A bank asserted that one of its employees had improperly released collateral securing the bank’s loans to the developer of a condominium project, diverting over $5 million to the developer.  The bank sought to recover its loss under a fidelity bond that provided coverage for an employee’s dishonest act with the “manifest intent” to cause the bank to sustain the loss or to obtain financial benefit for the employee.  The court found a question of fact as to whether the employee had such a “manifest intent.”  The court, however, rejected the insurer’s contention that the bank’s claim fell within the bond’s more stringent “with regards to loans” provision, which required both an intent to cause the bank harm and a financial benefit for the offending employee.  The court reasoned that the alleged improper release of collateral was not a new loan.  [Keybank Natl. Assn. v. National Union Fire Ins. Co. of Pittsburgh PA, 2015 N.Y. Slip Op. 00614 (App.Div. 1st Dep’t Jan. 22, 2015).]

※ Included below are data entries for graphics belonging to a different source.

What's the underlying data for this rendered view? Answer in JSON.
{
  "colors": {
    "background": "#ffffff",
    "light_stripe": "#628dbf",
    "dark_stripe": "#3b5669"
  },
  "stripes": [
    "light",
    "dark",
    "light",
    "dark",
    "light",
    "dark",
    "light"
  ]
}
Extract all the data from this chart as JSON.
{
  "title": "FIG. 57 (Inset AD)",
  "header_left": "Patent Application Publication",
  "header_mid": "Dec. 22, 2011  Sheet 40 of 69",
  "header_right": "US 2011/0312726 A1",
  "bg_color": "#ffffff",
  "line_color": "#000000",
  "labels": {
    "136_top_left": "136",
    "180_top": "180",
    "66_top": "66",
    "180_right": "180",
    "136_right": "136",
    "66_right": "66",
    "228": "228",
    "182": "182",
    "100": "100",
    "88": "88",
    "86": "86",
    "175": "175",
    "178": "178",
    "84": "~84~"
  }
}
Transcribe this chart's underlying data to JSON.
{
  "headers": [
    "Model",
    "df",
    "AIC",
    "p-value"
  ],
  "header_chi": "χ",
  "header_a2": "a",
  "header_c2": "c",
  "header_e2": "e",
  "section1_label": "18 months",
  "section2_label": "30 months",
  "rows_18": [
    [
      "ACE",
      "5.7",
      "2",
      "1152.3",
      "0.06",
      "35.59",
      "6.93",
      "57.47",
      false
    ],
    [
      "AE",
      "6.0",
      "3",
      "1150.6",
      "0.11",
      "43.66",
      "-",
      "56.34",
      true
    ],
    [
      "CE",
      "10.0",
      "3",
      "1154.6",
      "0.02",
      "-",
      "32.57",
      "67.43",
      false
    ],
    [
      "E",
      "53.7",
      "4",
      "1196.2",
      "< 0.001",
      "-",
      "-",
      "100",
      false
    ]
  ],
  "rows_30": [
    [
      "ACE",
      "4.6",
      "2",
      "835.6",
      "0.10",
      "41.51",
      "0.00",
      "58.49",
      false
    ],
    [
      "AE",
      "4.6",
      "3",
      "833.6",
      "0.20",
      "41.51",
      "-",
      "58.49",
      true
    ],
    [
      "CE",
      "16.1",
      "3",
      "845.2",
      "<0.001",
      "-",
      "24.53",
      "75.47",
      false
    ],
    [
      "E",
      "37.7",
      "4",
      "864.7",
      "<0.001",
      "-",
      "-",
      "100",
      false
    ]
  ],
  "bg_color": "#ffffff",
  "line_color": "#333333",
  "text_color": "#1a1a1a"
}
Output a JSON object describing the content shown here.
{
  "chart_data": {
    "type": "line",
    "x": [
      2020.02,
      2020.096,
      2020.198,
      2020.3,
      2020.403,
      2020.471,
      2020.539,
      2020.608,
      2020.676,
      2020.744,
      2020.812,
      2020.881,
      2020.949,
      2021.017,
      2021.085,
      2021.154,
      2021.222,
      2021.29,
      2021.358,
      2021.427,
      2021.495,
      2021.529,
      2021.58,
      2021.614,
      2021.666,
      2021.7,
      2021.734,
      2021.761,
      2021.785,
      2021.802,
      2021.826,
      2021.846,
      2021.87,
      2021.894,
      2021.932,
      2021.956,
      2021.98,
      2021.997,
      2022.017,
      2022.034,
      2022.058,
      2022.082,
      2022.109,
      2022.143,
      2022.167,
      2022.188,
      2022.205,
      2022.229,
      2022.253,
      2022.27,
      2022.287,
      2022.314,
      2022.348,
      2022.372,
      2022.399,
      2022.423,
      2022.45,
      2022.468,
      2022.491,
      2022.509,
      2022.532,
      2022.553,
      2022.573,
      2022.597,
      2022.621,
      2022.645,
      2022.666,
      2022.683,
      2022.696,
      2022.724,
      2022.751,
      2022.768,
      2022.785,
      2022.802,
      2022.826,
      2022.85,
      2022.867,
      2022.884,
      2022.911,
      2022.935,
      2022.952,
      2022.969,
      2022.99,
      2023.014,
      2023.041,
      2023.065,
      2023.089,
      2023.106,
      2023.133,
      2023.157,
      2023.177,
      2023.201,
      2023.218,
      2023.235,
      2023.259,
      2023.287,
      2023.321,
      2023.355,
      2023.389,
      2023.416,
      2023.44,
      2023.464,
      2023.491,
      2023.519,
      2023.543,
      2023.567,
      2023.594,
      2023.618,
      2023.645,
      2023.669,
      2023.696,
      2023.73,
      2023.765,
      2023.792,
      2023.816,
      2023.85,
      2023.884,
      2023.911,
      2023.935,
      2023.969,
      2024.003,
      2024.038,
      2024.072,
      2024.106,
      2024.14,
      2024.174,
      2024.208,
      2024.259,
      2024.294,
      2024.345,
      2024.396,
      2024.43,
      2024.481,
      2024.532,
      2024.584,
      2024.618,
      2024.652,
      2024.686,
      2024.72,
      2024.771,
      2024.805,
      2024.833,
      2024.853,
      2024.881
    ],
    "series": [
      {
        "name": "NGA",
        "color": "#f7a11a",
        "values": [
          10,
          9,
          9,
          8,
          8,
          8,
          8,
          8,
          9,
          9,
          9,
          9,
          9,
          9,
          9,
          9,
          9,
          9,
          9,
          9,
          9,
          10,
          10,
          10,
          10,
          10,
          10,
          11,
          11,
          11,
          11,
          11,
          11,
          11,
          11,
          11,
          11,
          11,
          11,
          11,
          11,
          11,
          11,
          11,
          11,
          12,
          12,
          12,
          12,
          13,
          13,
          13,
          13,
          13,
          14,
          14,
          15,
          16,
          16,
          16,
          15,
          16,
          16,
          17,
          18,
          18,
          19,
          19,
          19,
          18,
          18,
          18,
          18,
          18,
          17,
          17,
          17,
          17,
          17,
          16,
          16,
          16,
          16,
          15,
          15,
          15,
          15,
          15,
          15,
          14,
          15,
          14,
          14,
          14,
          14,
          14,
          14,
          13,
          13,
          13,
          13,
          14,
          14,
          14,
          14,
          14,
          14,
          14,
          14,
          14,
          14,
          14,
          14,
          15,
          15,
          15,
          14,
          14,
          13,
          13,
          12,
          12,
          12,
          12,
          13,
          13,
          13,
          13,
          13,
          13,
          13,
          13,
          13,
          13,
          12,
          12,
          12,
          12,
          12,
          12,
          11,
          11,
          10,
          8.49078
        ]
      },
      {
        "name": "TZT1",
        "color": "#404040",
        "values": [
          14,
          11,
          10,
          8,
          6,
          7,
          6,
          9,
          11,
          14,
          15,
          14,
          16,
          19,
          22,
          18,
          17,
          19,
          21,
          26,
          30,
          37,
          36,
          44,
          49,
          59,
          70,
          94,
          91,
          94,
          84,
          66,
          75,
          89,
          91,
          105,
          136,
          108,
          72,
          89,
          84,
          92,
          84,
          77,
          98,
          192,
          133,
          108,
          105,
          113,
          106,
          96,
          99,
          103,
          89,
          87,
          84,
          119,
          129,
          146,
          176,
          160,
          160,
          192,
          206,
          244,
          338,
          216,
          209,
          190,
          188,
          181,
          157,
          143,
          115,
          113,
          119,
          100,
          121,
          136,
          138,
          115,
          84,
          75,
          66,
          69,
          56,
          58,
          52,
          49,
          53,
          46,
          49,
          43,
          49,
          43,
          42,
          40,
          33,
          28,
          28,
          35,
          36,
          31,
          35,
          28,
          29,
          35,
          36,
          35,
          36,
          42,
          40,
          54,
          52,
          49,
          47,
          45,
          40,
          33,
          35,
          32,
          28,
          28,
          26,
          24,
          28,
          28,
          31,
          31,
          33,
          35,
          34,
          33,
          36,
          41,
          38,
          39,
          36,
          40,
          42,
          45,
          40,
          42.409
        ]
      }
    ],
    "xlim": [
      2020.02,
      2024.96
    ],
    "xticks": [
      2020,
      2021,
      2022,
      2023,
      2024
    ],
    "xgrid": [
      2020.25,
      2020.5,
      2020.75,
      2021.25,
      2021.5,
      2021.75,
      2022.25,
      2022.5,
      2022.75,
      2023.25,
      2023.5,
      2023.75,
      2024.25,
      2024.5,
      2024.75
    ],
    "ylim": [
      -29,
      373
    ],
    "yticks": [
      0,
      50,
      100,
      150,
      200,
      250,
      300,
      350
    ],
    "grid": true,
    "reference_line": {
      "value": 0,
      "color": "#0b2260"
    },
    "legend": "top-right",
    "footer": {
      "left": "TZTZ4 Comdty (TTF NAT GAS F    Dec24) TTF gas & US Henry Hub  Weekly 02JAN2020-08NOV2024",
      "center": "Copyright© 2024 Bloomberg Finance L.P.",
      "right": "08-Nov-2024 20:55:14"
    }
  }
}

Dishonest Acts Exclusion Did Not Bar Coverage For Insured’s Settlement With SEC And NYSE – But Public Policy Might

Bear Stearns reached settlements with the Securities and Exchange Commission and the New York Stock Exchange over allegations that it had facilitated “late trading” by certain of its customers. The settlements required Bear Stearns to disgorge $160  million.  The settlements also included “findings” setting forth Bear Stearns’ alleged malfeasance, although Bear Stearns neither admitted nor denied the findings.  Bear Stearns’ insurers denied coverage for its payments under the settlements, relying upon the policies’ “Dishonest Acts Exclusion” and on the public policy against insurance coverage for monies paid by an insured as a result of intentional harm to others.  The court decided that the exclusion did not apply because it required a “judgment or other final adjudication” establishing guilt of a deliberate act.  The court ruled, however, that the insurers could maintain that public policy barred coverage for Bear Stearns’ payment because one way a policy may be “overwritten is where the insured engages in conduct” with “intent to cause injury.”  [J.P. Morgan Sec. Inc. v. Vigilant Ins. Co., 2015 N.Y. Slip Op. 00462 (App. Div. 1st Dep’t Jan. 15, 2015).]

Claimant’s Failure To Comply with Condition Precedent To Coverage Voids No-Fault Policy

An insurer contended that it was not obligated to pay no-fault benefits that had been assigned to a healthcare provider because the assignors had not appeared for examinations under oath on two occasions, in violation of a condition precedent to coverage.  The court agreed, finding that the policy was void ab initio and that the insurer was not obligated to pay the provider’s claim, regardless of whether it had denied the claim after the 30-day period in which it otherwise was required to respond under the no-fault law.  [Kemper Independence Ins. Co. v. Bell Chiropractic, P.C., 2015 N.Y. Slip Op. 30064(U) (Sup.Ct. N.Y.Co. Jan. 14, 2015).]